Olivier Fortin a fouillé dans l’abondante correspondance laissée par les jeunes aristocrates anglais qui, au XVIIIème siècle, effectuaient un voyage initiatique de souvent plus d’un an, pour découvrir le monde (en fait, l’Europe), parfaire leur culture, et se forger une première expérience de la vie hors les murs. Il en a tiré une sélection de textes dits en scène par le comédien Julien Campani qui contextualise la musique.
Notre voyageur fait ainsi ses bagages sur le célébrissime et triomphal rondeau de l’Abdelazer de Purcell (1695). « Les chemises doivent être d’un tissu bien plus grossier que ce que les Anglais ont l’habitude de porter ; sinon, la manière négligée qu’ont les Français de les laver en les battant avec une planche contre une pierre dans l’eau froide vous obligera bientôt à en acheter d’autres ».
Qu’à cela ne tienne, les musiciens complices délaissent un instant leur partition, pour lancer sans égards au voyageur la demi-douzaine de chemises requises. La traversée commence avec comme il se doit pour tremper l’homme et le caractère un forte tempête, en l’occurrence celle que Marin Marais composa pour son Alcyone en 1706, chef d’œuvre d’expressivité baroque, parfaitement rendu par les 7 musiciens des Masques qui semblent jouer et respirer d’un même souffle.
On ne peut même pas dire qu’Olivier Fortin dirige du clavecin : « Pour moi la musique de chambre ce n’est pas le travail d’un chef qui donne des ordres et impose sa lecture d’une œuvre, nous confie-t-il en répétition. Les musiciens ne sont pas des marionnettes. Ils sont pleinement acteurs de la musique. C’est un travail et un résultat collectif ».

La cohésion des Masques, leur joie de jouer ensemble donne sa pleine mesure à chaque étape du périple. Nous voici à Paris où, nous dit le comédien-voyageur, « aux libertés dont usent les femmes mariées, on est bien en peine de distinguer leurs maris du reste de la compagnie ! » Certes, mais c’est aussi le Paris de Campra. Son opéra l’Europe Galante fait salle comble. « Beaucoup y viennent tous les jours et les chantent par cœur. C’est fâcheux pour nous étrangers qui sommes ainsi dérangés ! »

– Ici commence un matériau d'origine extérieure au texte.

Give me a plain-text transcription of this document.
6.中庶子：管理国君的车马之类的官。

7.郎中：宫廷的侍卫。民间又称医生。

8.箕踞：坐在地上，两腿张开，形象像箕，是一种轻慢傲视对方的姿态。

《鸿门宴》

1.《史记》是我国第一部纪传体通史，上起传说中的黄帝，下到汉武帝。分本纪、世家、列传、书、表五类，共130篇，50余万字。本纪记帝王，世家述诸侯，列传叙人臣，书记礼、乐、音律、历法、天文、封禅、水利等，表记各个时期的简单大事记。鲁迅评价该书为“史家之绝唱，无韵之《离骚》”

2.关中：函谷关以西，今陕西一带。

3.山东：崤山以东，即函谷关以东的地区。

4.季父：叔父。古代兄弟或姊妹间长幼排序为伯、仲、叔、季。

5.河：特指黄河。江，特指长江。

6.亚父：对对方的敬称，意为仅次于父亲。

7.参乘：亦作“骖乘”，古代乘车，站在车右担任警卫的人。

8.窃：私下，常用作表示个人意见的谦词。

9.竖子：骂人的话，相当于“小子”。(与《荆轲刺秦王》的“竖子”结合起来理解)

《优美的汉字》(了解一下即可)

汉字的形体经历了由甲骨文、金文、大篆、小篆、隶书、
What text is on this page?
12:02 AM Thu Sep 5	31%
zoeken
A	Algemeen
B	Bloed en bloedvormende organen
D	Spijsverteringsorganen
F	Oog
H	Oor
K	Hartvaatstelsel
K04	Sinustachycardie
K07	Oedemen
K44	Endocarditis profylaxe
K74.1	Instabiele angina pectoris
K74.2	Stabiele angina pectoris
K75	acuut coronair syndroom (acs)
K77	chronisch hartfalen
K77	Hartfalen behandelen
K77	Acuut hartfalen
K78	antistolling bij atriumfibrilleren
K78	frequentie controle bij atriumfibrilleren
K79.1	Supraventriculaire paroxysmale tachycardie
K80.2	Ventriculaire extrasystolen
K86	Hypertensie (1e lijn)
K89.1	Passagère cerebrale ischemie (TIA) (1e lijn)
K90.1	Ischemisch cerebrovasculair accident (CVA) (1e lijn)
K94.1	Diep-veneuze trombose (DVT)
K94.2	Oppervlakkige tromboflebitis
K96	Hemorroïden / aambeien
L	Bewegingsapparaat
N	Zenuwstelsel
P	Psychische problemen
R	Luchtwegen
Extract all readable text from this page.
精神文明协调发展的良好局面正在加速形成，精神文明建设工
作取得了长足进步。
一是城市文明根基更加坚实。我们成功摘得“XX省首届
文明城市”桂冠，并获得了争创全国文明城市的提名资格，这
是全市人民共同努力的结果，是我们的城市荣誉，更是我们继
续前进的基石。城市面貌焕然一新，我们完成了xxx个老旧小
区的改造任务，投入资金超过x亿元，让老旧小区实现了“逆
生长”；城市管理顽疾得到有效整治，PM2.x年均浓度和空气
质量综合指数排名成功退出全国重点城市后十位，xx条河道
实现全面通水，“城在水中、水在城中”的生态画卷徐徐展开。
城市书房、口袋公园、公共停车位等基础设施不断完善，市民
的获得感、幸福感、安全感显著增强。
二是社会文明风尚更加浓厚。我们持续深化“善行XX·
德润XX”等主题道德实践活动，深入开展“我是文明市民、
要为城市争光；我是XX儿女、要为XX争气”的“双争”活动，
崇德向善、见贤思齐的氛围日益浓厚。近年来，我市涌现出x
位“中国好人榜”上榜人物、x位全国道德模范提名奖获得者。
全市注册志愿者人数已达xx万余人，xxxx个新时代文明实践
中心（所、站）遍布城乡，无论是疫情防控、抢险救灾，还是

Pas de Grand Tour digne de ce nom sans passage par l’Italie. D’abord Venise et « ses rues pleines de mer ». La douceur d’Albinoni (Sinfonia à 5) et la munificence de Vivaldi (Concerto pour cordes en sol) nous embarquent éblouis et partagés sur cette lagune où « l’on vit entre débauche et dévotion » et qui est à la fois « l’endroit le plus mélancolique et le plus gai du monde ».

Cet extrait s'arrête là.